On HTTP Last-Modified and ETag

24 May 2005
16:39

Anne van Kesteren has a tendency to dive into some of the details of basic web technologies such as HTTP, HTML and CSS. Yesterdays´ post is about HTTP cache revalidation with conditional methods, using the headers Last-Modified and ETag, and the status code 304 Not Modified:

There are a few headers I want to introduce to you. Bear with me, as they are important. Last-Modified returns the date when the retrieved page was, well, last modified. This is a trivial thing, but when I first implemented it I forgot comments. And after that I forgot to check if the post was perhaps modified after the last comment was made. Don’t you do the same! The whole purpose behind writing things up is that others don’t make the same mistake. Or at least, that’s the purpose of this entry.

Besides Last-Modified we need ETag. For reasons not entirely clear to me by the way, but as it seems to work and was simple to implement I decided not to care. The day I will pay for that probably comes sooner than expected so I hope one of you can enlighten me on this. (Does it have to do with HTTP 1.0 versus 1.1?)
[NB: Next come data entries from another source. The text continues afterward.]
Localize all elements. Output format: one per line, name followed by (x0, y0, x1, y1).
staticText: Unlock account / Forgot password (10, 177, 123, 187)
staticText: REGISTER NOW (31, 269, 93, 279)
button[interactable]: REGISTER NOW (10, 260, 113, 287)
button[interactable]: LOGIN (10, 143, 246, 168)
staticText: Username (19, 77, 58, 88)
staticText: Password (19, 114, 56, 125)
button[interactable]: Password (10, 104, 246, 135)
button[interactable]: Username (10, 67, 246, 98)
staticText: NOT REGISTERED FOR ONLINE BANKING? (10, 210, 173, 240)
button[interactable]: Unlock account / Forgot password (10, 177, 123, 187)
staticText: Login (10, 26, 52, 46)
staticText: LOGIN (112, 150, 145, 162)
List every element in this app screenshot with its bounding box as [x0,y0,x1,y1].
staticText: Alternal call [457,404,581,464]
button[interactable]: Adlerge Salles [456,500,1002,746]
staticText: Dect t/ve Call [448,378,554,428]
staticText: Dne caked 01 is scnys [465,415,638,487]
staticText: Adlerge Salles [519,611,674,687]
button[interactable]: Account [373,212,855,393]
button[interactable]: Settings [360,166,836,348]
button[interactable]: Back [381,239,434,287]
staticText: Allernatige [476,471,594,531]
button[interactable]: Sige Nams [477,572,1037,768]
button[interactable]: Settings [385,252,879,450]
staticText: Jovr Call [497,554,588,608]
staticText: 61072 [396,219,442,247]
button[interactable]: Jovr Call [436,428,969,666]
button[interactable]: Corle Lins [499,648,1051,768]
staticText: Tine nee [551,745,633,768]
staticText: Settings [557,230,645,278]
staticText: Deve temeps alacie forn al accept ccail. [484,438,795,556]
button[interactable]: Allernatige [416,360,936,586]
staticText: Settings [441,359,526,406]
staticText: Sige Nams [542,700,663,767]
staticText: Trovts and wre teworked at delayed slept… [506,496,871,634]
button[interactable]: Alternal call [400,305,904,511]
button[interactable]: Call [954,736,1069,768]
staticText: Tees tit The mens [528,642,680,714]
I'll try to explain here why Last-Modified is sometimes not enough, and why you may want to use ETags (which is short for entity tags).

Why do entity tags exist?

Because often, the representation of a resource in a dynamic web site depends on some factors in addition to the time when the content was last modified:

  • Whether the remote user is logged in somehow, and under which name. For example, do you have a little "Logged in as john" widget on your pages when the user is logged, but "Register" and "Login" links when he's not? Last-Modified is not enough then.
  • Any preferences or settings that are not part of the URL, such as options stored in the users' session on the server. For example, do you let your users choose their time zone and then adjust the display of time data throughout the site to match that time zone? Last-Modified won't cut it here.

Basically, the Last-Modified header is based on the model of static documents, and isn't flexible enough to express the cache validation aspects required by many web applications.

You could hack the above facets into the Last-Modified header, basically by using the time of the youngest of any of the following events: the user logged in or out, the user changed a setting stored in his session, the content has been changed. But that would result in more cache misses than actually necessary. And you'd need to store time stamps for those events. If you aren't doing so already, adding it is probably just silly, because you could've just used entity tags in the first place.

A real world example

Some time ago, I added support for entity tags to Trac. To see this in action, have a look at Changeset 1715. When the page is first requested, the HTTP headers will include the following line:

   ETag: W"cmlenz/1116859300/inline-U3"

The entity tag here consists of three parts, separated by slashes:

cmlenz
The login name of the remote user (you'll probably see "anonymous" here).
1116859300
That's the time of the changeset, in seconds since 1970. No need to format as a date here, as the tag is opaque to the user agent.
inline-U3
The diff is displayed "inline" as opposed to "side by side" (a bit of a misnomer, but I haven't come up with a better term here). And it should display 3 lines of context around every change. These settings are stored in the users session on the server.

The tag is prefixed with a "W" because it's a weak validator: When returning a 304 Not Modified response on a request with a If-None-Match header referring to a weak entity tag, you don't guarantee that the resource hasn't changed since the cached version was retrieved, but you do say that no substantial changes have been made. In this case, we're using a weak validator because some of the text and titles of wiki links might have changed due to changes somewhere else in the system (a ticket was closed, a new wiki page created, etc).

Now if you change any of the diff options on the changeset page, you'll get a resource with a different entity tag. If I logout and change the diff options to show 5 lines of context and ignore blank lines and white space changes, the entity tag looks like this:

   ETag: W"anonymous/1116859300/inline-U5-B-b"

It should have become clear that this is much easier than trying to base cache revalidation solely on a single date. And it should also have become clear that if you don't alter the representation of a page based on login state and/or data stored in server-side sessions, you don't need entity tags. Just use Last-Modified.

What about the Vary header?

If you don't use server-side sessions but do have resources changing based on the login status of the user, theory suggests you could use the Vary header. Assuming you're using a cookie for user authorization, you'd add the following header to the response:

   Vary: Cookie

If you're using HTTP authentication (Basic or Digest), you'd instead add:

   Vary: Authorization

This should tell the user agent that if the Cookie or Authorization header changes, it must not use a cached response based on a different value for that header.

Very elegant and straight-forward, right? Unfortunately, I don't know of any browser that actually supports this. (See for example Mozilla bug #94123.)